Stehhöhe / Schlafzimmer
1-Watt-Verstärker. Erinnern Sie sich an den Hype? Ja, ich auch. Ich fand sie auch etwas enttäuschend. Die Sache ist die: Es scheint eine so gute Idee zu sein: Man liebt den Sound seines großen Amps, der bei einem Auftritt auf Hochtouren läuft, aber er ist einfach zu laut, um im Studio oder zu Hause praktikabel zu sein. Hier kommt der 1-Watt-Verstärker ins Spiel – oft eine vereinfachte Version des Frontends eines großen Amps, angeschlossen an eine Push-Pull-Endstufe mit einer Doppeltrioden-Vorstufenröhre. Man kann die Idee dahinter nachvollziehen, aber nach einem Gespräch mit Oranges technischem Direktor und Amp-Genie Adrian Emsley verstehe ich, warum dieses Konzept am Kern der Sache vorbeigeht.
Adrian weiß, wie man Verstärker auf der Suche nach dem besten Klang verkleinert – mit seinem mittlerweile legendären Tiny Terror hat er die Gitarrenverstärker-Branche komplett auf den Kopf gestellt (kein Wortspiel beabsichtigt). Dieses taschengroße 15-Watt-Kraftpaket stellte seine 100-Watt-Kollegen in den Schatten und veränderte den Markt für immer. Der Grund? Man konnte den Tiny Terror bis zum Endstufen-Overdrive aufdrehen (der heilige Gral des Gitarrenklangs), während alle Besitzer großer Gitarren ihre Verzerrung über den Vorverstärker beziehen mussten – oder wegen Lärms vom Veranstaltungsort geworfen wurden!
Und genau hier liegt das Hauptproblem des 1-Watt-Verstärker-Trends. Klar, man kann die Lautstärke so weit aufdrehen, bis die Endstufe anfängt zu übersteuern, aber man übersteuert trotzdem die Vorstufenröhre, und es klingt immer noch nach Vorstufenverzerrung. Die röhrenbezogenen Begriffe „Pentode“ und „Triode“ haben Sie sicher schon einmal gehört. Auch wenn es etwas kompliziert ist, hier näher darauf einzugehen, sind sie doch eine gute Hintergrundlektüre für alle, die sich für diesen wichtigen Unterschied interessieren.

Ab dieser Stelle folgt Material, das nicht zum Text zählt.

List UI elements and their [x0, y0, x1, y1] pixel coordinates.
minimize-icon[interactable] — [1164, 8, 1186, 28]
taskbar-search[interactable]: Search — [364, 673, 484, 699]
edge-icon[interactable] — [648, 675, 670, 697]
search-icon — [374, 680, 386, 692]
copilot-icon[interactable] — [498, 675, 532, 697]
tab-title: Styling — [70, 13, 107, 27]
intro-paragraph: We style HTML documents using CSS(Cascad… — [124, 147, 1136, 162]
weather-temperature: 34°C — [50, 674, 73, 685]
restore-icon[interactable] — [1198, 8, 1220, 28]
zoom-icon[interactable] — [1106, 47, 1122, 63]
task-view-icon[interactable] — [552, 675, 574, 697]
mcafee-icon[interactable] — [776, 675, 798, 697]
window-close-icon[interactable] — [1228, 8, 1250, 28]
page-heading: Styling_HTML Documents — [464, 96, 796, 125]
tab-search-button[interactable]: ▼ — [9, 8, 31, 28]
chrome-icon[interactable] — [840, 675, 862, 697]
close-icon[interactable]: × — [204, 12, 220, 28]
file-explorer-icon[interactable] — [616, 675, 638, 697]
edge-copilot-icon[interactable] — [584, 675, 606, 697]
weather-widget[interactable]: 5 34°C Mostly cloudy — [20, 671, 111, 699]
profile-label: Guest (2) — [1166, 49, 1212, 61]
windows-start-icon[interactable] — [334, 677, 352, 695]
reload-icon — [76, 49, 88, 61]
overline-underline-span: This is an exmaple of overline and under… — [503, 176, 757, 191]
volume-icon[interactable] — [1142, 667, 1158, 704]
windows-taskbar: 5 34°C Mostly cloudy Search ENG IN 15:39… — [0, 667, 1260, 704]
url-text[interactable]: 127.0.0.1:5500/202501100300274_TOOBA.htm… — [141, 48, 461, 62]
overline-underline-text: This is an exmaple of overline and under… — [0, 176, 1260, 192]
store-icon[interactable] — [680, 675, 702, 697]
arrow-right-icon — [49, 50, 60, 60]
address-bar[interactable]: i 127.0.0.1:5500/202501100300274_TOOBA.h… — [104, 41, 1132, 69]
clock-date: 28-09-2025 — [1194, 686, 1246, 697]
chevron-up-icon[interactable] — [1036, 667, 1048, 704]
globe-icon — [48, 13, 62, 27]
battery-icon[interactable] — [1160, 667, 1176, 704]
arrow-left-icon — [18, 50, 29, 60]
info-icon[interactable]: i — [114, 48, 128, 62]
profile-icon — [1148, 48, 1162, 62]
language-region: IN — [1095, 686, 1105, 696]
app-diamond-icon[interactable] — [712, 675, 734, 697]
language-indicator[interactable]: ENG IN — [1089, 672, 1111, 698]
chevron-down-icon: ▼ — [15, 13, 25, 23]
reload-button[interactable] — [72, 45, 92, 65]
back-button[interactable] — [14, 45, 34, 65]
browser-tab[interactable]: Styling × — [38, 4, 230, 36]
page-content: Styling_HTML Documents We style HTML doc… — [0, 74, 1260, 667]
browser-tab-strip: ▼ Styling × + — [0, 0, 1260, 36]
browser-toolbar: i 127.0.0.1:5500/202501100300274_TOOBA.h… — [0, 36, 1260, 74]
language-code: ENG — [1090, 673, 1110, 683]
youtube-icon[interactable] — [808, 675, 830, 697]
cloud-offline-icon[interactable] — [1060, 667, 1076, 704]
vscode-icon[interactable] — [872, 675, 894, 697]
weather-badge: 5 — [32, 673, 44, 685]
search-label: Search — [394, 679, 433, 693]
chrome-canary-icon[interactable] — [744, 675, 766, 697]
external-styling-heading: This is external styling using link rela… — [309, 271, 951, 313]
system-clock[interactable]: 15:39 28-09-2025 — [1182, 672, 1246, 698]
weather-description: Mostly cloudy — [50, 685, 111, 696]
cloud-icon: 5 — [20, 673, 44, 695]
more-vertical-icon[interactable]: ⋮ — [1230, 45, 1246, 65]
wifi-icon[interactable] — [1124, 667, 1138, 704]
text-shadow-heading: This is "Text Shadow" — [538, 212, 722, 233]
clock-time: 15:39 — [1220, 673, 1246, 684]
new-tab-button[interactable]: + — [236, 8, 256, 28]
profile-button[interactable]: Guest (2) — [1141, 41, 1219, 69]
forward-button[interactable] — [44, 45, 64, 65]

Der andere große Nachteil des 1-Watt-Verstärkers besteht darin, dass Sie ihn zwar genauso aufdrehen können wie Ihren großen Verstärker, es aber nicht Ihr großer Verstärker ist! Diesen oft preisgünstigen Angeboten fehlen nicht nur die Funktionen oder der Charakter, die wir an unseren Gig-Rigs lieben, sondern sie bedeuten auch, dass Sie einen anderen Verstärker kaufen müssen.
Hier kam Adrian Emsley mit dem treffend benannten „Headroom/Bedroom“-Schalter ins Spiel, der auch bei Oranges gefeiertem Topteil und Combo Rocker 15 und dem absolut coolen und retromäßigen Tremlord 30 zu finden ist. Der Schlafzimmermodus reduziert die Ausgangsleistung des Rocker 15 auf bis zu 0,5 Watt (1 Watt beim Tremlord), indem er den Signal-Headroom im Phasenumkehrteil der Schaltung manipuliert. Mit diesem einfachen Regler können Sie Ihre Lieblings-Gig-Sounds so leise einstellen, dass Sie die Nachbarn an die Wände hämmern hören könnten … aber das tun sie nicht.
Schalten Sie auf Headroom und Sie haben wieder einen kraftvollen, bühnenfüllenden Sound, der Sie mitreißen wird. Das Beste daran: Sie nutzen immer die unnachahmlichen Pentoden-Ausgangsröhren und genießen trotzdem alle Funktionen Ihres Lieblingsverstärkers – ohne Kompromisse. Emsley hat es in seiner typischen Manier geschafft, eine ziemlich komplizierte Frage zu beantworten und eine Antwort zu finden, die einfach funktioniert. Sie brauchen keinen Platz für zwei Verstärker, Sie brauchen nur Headroom und Schlafzimmer.